Traditionally, clustering algorithms assume that the entire data set fits in main memory. More recently, researchers have developed algorithms that are efficient and are scalable for very large databases. One such algorithm is called BIRCH. BIRCH is a hybrid approach that uses both a hierarchical clustering approach, which builds a tree representation of the data, as well as additional clustering methods, which are applied to the leaf nodes of the tree. Two input parameters are used by the BIRCH algorithm. One specifies the amount of available main memory and the other is an initial threshold for the radius of any cluster. Main memory is used to store descriptive cluster information such as the center (mean) of a cluster and the radius of the cluster (clusters are assumed to be spherical in shape). The radius threshold affects the number of clusters that are produced. For example, if the radius threshold value is large, then few clusters of many records will be formed. The algorithm tries to maintain the number of clusters such that their radius is below the radius threshold. If available memory is insufficient, then the radius threshold is increased.

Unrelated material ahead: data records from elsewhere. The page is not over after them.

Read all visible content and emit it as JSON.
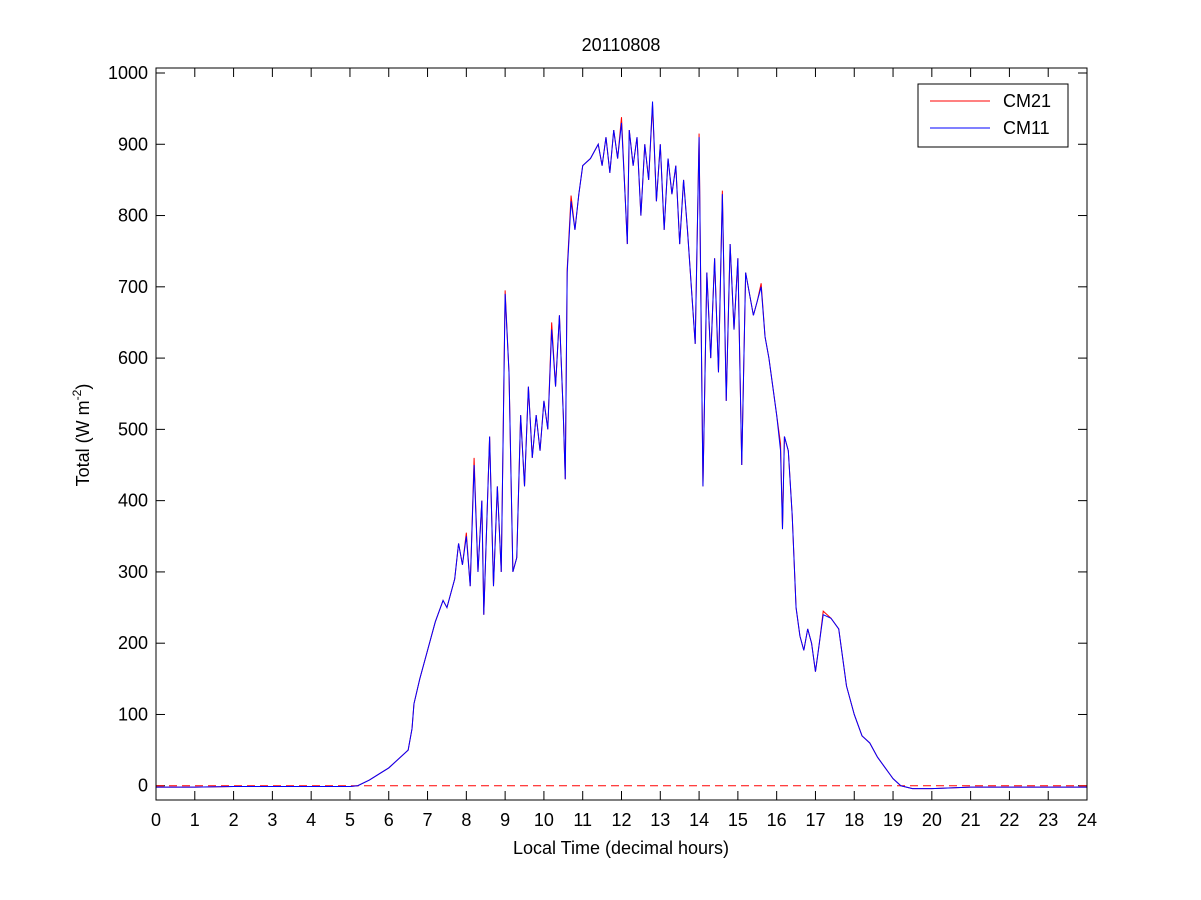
{
  "chart_data": {
    "type": "line",
    "title": "20110808",
    "x_label": "Local Time (decimal hours)",
    "y_label": "Total (W m",
    "y_label_sup": "-2",
    "y_label_end": ")",
    "x": [
      0,
      1,
      2,
      3,
      4,
      5,
      5.2,
      5.5,
      6,
      6.5,
      6.6,
      6.65,
      6.8,
      7,
      7.2,
      7.4,
      7.5,
      7.6,
      7.7,
      7.8,
      7.9,
      8,
      8.1,
      8.2,
      8.3,
      8.4,
      8.45,
      8.6,
      8.7,
      8.8,
      8.9,
      9,
      9.1,
      9.2,
      9.3,
      9.4,
      9.5,
      9.6,
      9.7,
      9.8,
      9.9,
      10,
      10.1,
      10.2,
      10.3,
      10.4,
      10.5,
      10.55,
      10.6,
      10.7,
      10.8,
      10.9,
      11,
      11.2,
      11.4,
      11.5,
      11.6,
      11.7,
      11.8,
      11.9,
      12,
      12.1,
      12.15,
      12.2,
      12.3,
      12.4,
      12.5,
      12.6,
      12.7,
      12.8,
      12.9,
      13,
      13.1,
      13.2,
      13.3,
      13.4,
      13.5,
      13.6,
      13.7,
      13.8,
      13.9,
      14,
      14.1,
      14.2,
      14.3,
      14.4,
      14.5,
      14.6,
      14.7,
      14.8,
      14.9,
      15,
      15.1,
      15.2,
      15.3,
      15.4,
      15.5,
      15.6,
      15.7,
      15.8,
      15.9,
      16,
      16.1,
      16.15,
      16.2,
      16.3,
      16.4,
      16.5,
      16.6,
      16.7,
      16.8,
      16.9,
      17,
      17.1,
      17.2,
      17.4,
      17.6,
      17.8,
      18,
      18.2,
      18.4,
      18.6,
      18.8,
      19,
      19.2,
      19.5,
      20,
      21,
      22,
      23,
      24
    ],
    "series": [
      {
        "name": "CM21",
        "color": "#ff0000",
        "values": [
          -2,
          -2,
          -1,
          -1,
          -1,
          -1,
          0,
          8,
          25,
          50,
          80,
          115,
          150,
          190,
          230,
          260,
          250,
          270,
          290,
          340,
          310,
          355,
          280,
          460,
          300,
          400,
          240,
          490,
          280,
          420,
          300,
          695,
          580,
          300,
          320,
          520,
          420,
          560,
          460,
          520,
          470,
          540,
          500,
          650,
          560,
          660,
          520,
          430,
          725,
          828,
          780,
          830,
          870,
          880,
          900,
          870,
          910,
          860,
          920,
          880,
          938,
          820,
          760,
          920,
          870,
          910,
          800,
          900,
          850,
          955,
          820,
          900,
          780,
          880,
          830,
          870,
          760,
          850,
          780,
          700,
          620,
          915,
          420,
          720,
          600,
          740,
          580,
          835,
          540,
          760,
          640,
          740,
          450,
          720,
          690,
          660,
          680,
          705,
          630,
          600,
          560,
          520,
          480,
          360,
          490,
          470,
          380,
          250,
          210,
          190,
          220,
          200,
          160,
          200,
          245,
          235,
          220,
          140,
          100,
          70,
          60,
          40,
          25,
          10,
          0,
          -4,
          -4,
          -2,
          -2,
          -2,
          -2
        ]
      },
      {
        "name": "CM11",
        "color": "#0000ff",
        "values": [
          -2,
          -2,
          -1,
          -1,
          -1,
          -1,
          0,
          8,
          25,
          50,
          80,
          115,
          150,
          190,
          230,
          260,
          250,
          270,
          290,
          340,
          310,
          350,
          280,
          450,
          300,
          400,
          240,
          490,
          280,
          420,
          300,
          690,
          580,
          300,
          320,
          520,
          420,
          560,
          460,
          520,
          470,
          540,
          500,
          640,
          560,
          660,
          520,
          430,
          720,
          820,
          780,
          830,
          870,
          880,
          900,
          870,
          910,
          860,
          920,
          880,
          930,
          820,
          760,
          920,
          870,
          910,
          800,
          900,
          850,
          960,
          820,
          900,
          780,
          880,
          830,
          870,
          760,
          850,
          780,
          700,
          620,
          910,
          420,
          720,
          600,
          740,
          580,
          830,
          540,
          760,
          640,
          740,
          450,
          720,
          690,
          660,
          680,
          700,
          630,
          600,
          560,
          520,
          470,
          360,
          490,
          470,
          380,
          250,
          210,
          190,
          220,
          200,
          160,
          200,
          240,
          235,
          220,
          140,
          100,
          70,
          60,
          40,
          25,
          10,
          0,
          -4,
          -4,
          -2,
          -2,
          -2,
          -2
        ]
      }
    ],
    "reference_line": {
      "value": 0,
      "color": "#ff0000",
      "style": "dashed"
    },
    "xlim": [
      0,
      24
    ],
    "xticks": [
      0,
      1,
      2,
      3,
      4,
      5,
      6,
      7,
      8,
      9,
      10,
      11,
      12,
      13,
      14,
      15,
      16,
      17,
      18,
      19,
      20,
      21,
      22,
      23,
      24
    ],
    "ylim": [
      -20,
      1007
    ],
    "yticks": [
      0,
      100,
      200,
      300,
      400,
      500,
      600,
      700,
      800,
      900,
      1000
    ],
    "grid": false,
    "legend": "top-right"
  }
}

The BIRCH algorithm reads the data records sequentially and inserts them into an in-memory tree structure, which tries to preserve the clustering structure of the data. The records are inserted into the appropriate leaf nodes (potential clusters) based on the distance between the record and the cluster center. The leaf node where the insertion happens may have to split, depending upon the updated center and radius of the cluster and the radius threshold parameter. Additionally, when splitting, extra cluster information is stored, and if memory becomes insufficient, then the radius threshold will be increased. Increasing the radius threshold may actually produce a side effect of reducing the number of clusters since some nodes may be merged.
Overall, BIRCH is an efficient clustering method with a linear computational complexity in terms of the number of records to be clustered.